Alemania atribuyó formalmente a Rusia el ataque con drones explosivos contra el aeropuerto de Leipzig/Halle del pasado 4 de agosto. La conclusión de la investigación elevó este martes la tensión entre Moscú y Europa y llevó a la OTAN y a la Unión Europea a anunciar que estudian una respuesta conjunta.
Las autoridades alemanas sostienen que las pruebas policiales y de inteligencia apuntan a una operación dirigida por organismos estatales rusos. Los investigadores encontraron drones, explosivos y mecanismos de detonación semejantes a los utilizados en otras operaciones atribuidas a Moscú.

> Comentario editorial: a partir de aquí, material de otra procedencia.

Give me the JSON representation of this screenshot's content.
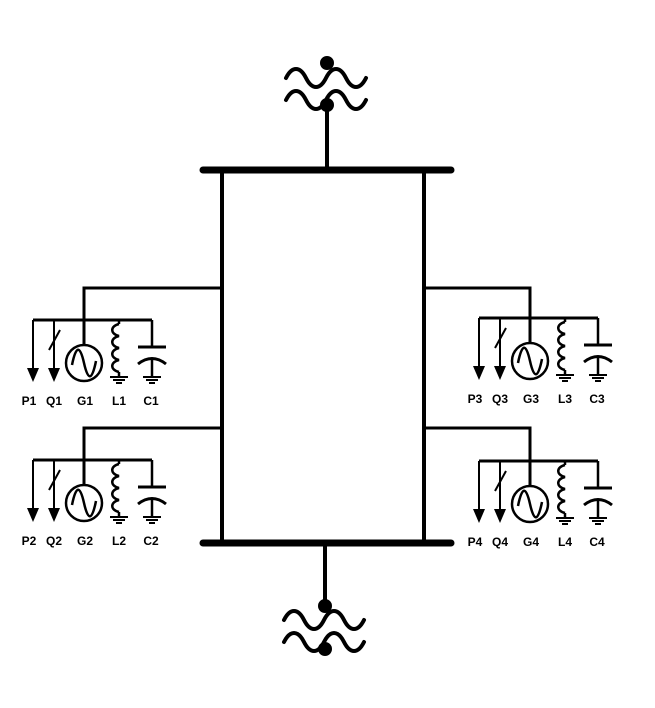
{
  "diagram": {
    "colors": {
      "line": "#000000",
      "background": "#ffffff"
    },
    "transformers": [
      {
        "name": "transformer-top",
        "icon": "three-phase-transformer-icon"
      },
      {
        "name": "transformer-bottom",
        "icon": "three-phase-transformer-icon"
      }
    ],
    "groups": [
      {
        "id": "1",
        "labels": [
          "P1",
          "Q1",
          "G1",
          "L1",
          "C1"
        ]
      },
      {
        "id": "2",
        "labels": [
          "P2",
          "Q2",
          "G2",
          "L2",
          "C2"
        ]
      },
      {
        "id": "3",
        "labels": [
          "P3",
          "Q3",
          "G3",
          "L3",
          "C3"
        ]
      },
      {
        "id": "4",
        "labels": [
          "P4",
          "Q4",
          "G4",
          "L4",
          "C4"
        ]
      }
    ]
  }
}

Uno de los aparatos, cargado con explosivos, fue localizado cerca de un avión ucraniano Antonov y no detonó por una falla. También se encontraron una antena oculta en un árbol, restos metálicos y rastros de explosivos. Una muestra de ADN permitió avanzar en la identificación de uno de los posibles participantes.

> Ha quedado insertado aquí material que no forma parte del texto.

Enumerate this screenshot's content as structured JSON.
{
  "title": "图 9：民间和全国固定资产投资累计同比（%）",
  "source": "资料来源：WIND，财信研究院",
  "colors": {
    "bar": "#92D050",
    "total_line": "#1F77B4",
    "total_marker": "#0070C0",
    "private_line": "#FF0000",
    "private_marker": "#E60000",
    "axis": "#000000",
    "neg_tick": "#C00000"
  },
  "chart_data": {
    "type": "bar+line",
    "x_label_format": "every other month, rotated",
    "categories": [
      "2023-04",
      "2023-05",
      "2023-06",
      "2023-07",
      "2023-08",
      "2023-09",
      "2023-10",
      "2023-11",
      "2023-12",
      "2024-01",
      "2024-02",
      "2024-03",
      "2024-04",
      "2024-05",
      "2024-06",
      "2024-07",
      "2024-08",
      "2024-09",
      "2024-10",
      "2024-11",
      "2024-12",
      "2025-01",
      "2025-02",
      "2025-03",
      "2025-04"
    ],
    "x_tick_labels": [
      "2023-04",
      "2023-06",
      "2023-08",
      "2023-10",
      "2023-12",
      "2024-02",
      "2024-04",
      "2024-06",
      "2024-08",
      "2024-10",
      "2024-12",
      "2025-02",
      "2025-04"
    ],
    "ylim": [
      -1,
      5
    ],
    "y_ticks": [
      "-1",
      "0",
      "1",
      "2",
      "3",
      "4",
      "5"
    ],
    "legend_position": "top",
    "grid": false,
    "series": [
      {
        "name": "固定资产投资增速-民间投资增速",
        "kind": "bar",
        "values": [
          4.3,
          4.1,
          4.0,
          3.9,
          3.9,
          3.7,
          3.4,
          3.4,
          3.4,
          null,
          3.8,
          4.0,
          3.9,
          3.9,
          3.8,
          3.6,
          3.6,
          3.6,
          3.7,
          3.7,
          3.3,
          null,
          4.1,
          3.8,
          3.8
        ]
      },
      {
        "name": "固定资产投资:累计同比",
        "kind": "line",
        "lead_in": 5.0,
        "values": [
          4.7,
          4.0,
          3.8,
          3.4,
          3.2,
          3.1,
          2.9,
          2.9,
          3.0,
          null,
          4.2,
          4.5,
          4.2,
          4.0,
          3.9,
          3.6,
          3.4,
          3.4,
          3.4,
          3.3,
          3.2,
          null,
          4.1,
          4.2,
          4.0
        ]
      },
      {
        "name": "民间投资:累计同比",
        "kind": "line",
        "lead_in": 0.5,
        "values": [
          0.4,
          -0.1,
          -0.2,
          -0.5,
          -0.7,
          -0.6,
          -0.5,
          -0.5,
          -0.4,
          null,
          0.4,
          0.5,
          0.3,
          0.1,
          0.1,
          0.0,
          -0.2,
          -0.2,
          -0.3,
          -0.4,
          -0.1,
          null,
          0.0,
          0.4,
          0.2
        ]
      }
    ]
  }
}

La investigación encontró además vínculos entre una persona relacionada con la operación y los servicios de inteligencia rusos. Berlín considera que Moscú habría utilizado “agentes desechables”: personas reclutadas para realizar sabotajes sin formar parte oficialmente de los servicios secretos.
El ministro alemán del Interior, Alexander Dobrindt, afirmó que las evidencias permiten concluir que los responsables actuaron “por encargo de organismos estatales rusos”. Alemania anunció medidas diplomáticas y buscará nuevas sanciones europeas contra Moscú.
La reacción internacional fue inmediata. Según informó este martes la agencia EFE, el secretario general de la OTAN, Mark Rutte, habló con el canciller Friedrich Merz y afirmó que “las pruebas son claras”.
“La OTAN se muestra plenamente solidaria con Alemania tras el ataque híbrido ruso perpetrado en Leipzig”, señaló Rutte. Añadió que los intentos de Moscú de intimidar a Europa y debilitar su apoyo a Ucrania “son inútiles y fracasarán”.
La presidenta de la Comisión Europea, Ursula von der Leyen, también habló con Merz y advirtió que los ataques híbridos “no quedarán sin respuesta”. El presidente del Consejo Europeo, António Costa, anunció que la UE trabajará con Alemania para “aumentar la presión sobre Rusia”.
Las reacciones se extendieron a varias capitales europeas. El presidente finlandés, Alexander Stubb, afirmó que la estrategia rusa consiste en “intimidarnos, socavar nuestra determinación y nuestra voluntad de apoyar a Ucrania”.
Donald Tusk advirtió, por su parte, de una “escalada de tensiones” provocada por Rusia en Polonia, los países bálticos, Rumania y “ahora Alemania”. El dirigente polaco aseguró: “No nos dejaremos intimidar”.
El episodio de Leipzig preocupa especialmente porque el aeropuerto participa en la cadena logística de apoyo a Ucrania. Para los gobiernos europeos, ya no se trata solamente de ciberataques o espionaje: Alemania acusa ahora a Rusia de haber llevado explosivos a territorio de la OTAN.
Rutte y Von der Leyen se reunirán este miércoles en Bruselas para analizar las “amenazas híbridas” y posibles medidas adicionales contra Moscú. El debate que abre Leipzig es más grave: hasta dónde puede Rusia realizar sabotajes en territorio europeo sin provocar una respuesta colectiva de la OTAN.